What formats are supported for model serialization in Triton?

NVIDIA Triton Inference Server supports several serialization formats for models, including XGBoost binary format, XGBoost JSON, LightGBM text format, and Treelite binary checkpoint files. This flexibility allows users to deploy models from various frameworks seamlessly.

Key Statistics & Figures

Throughput

over 400K inferences per second

Achieved using the FIL backend on an NVIDIA DGX-1 server with eight V100 GPUs.

Latency

p99 latency under 2ms

Maintained while deploying a sophisticated fraud detection model on GPU.

Performance improvement

about 20x higher throughput than on CPU

Demonstrated in the example of deploying a fraud detection model.

Technologies & Tools

Some links below are affiliate links. We may earn a commission if you make a purchase.

Backend

Nvidia Triton Inference Server

Used for real-time serving of machine learning models, including tree-based models.

Machine Learning Framework

Xgboost

One of the tree-based models supported by the FIL backend.

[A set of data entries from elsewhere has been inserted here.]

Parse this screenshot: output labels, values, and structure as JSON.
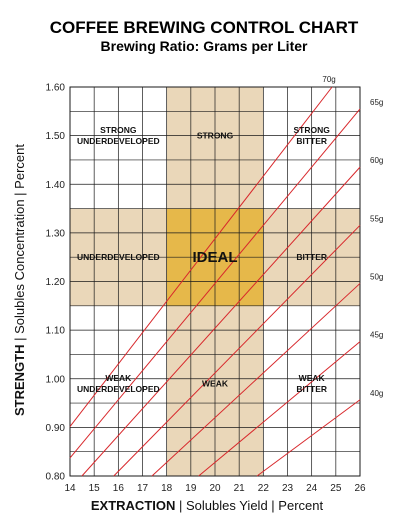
{
  "chart_data": {
    "type": "line",
    "title": "COFFEE BREWING CONTROL CHART",
    "subtitle": "Brewing Ratio: Grams per Liter",
    "xlabel_bold": "EXTRACTION",
    "xlabel_rest": "Solubles Yield",
    "xlabel_unit": "Percent",
    "ylabel_bold": "STRENGTH",
    "ylabel_rest": "Solubles Concentration",
    "ylabel_unit": "Percent",
    "xlim": [
      14,
      26
    ],
    "ylim": [
      0.8,
      1.6
    ],
    "x_ticks": [
      "14",
      "15",
      "16",
      "17",
      "18",
      "19",
      "20",
      "21",
      "22",
      "23",
      "24",
      "25",
      "26"
    ],
    "y_ticks": [
      "0.80",
      "0.90",
      "1.00",
      "1.10",
      "1.20",
      "1.30",
      "1.40",
      "1.50",
      "1.60"
    ],
    "x_grid_step": 1,
    "y_grid_step": 0.05,
    "ideal_band_x": [
      18,
      22
    ],
    "ideal_band_y": [
      1.15,
      1.35
    ],
    "colors": {
      "band": "#ead7b9",
      "ideal": "#e6b84a",
      "ratio_line": "#d8282c",
      "grid": "#1a1a1a"
    },
    "ratio_lines": [
      {
        "label": "70g",
        "slope": 0.0644
      },
      {
        "label": "65g",
        "slope": 0.0598
      },
      {
        "label": "60g",
        "slope": 0.0552
      },
      {
        "label": "55g",
        "slope": 0.0506
      },
      {
        "label": "50g",
        "slope": 0.046
      },
      {
        "label": "45g",
        "slope": 0.0414
      },
      {
        "label": "40g",
        "slope": 0.0368
      }
    ],
    "region_labels": [
      {
        "lines": [
          "STRONG",
          "UNDERDEVELOPED"
        ],
        "x": 16.0,
        "y": 1.5
      },
      {
        "lines": [
          "STRONG"
        ],
        "x": 20.0,
        "y": 1.5
      },
      {
        "lines": [
          "STRONG",
          "BITTER"
        ],
        "x": 24.0,
        "y": 1.5
      },
      {
        "lines": [
          "UNDERDEVELOPED"
        ],
        "x": 16.0,
        "y": 1.25
      },
      {
        "lines": [
          "IDEAL"
        ],
        "x": 20.0,
        "y": 1.25,
        "big": true
      },
      {
        "lines": [
          "BITTER"
        ],
        "x": 24.0,
        "y": 1.25
      },
      {
        "lines": [
          "WEAK",
          "UNDERDEVELOPED"
        ],
        "x": 16.0,
        "y": 0.99
      },
      {
        "lines": [
          "WEAK"
        ],
        "x": 20.0,
        "y": 0.99
      },
      {
        "lines": [
          "WEAK",
          "BITTER"
        ],
        "x": 24.0,
        "y": 0.99
      }
    ]
  }
}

Machine Learning Framework

Lightgbm

Another tree-based model supported by the FIL backend.

Machine Learning Framework

Scikit-learn

Includes support for Random Forest models through the FIL backend.

Key Actionable Insights

1
Utilize the dynamic batching feature of NVIDIA Triton Inference Server to improve throughput.
Dynamic batching allows you to collate multiple requests into a single batch, optimizing resource usage and reducing latency. This is particularly useful in high-demand applications where response time is critical.

2
Leverage GPU acceleration for deploying complex models to maintain low latency.
By deploying models on NVIDIA GPUs, you can achieve significantly higher throughput while keeping latency manageable, making it feasible to use more sophisticated models in production environments.

3
Explore the FIL backend for serving tree-based models alongside deep learning models.
The FIL backend enables a unified serving architecture, allowing organizations to deploy both tree-based and deep learning models without the need for custom code, simplifying the deployment process.

Common Pitfalls

1

Relying on custom Flask servers for serving models can lead to poor performance.

Many users resort to building their own serving solutions, which often lack the optimizations provided by dedicated frameworks like NVIDIA Triton Inference Server, resulting in suboptimal throughput and latency.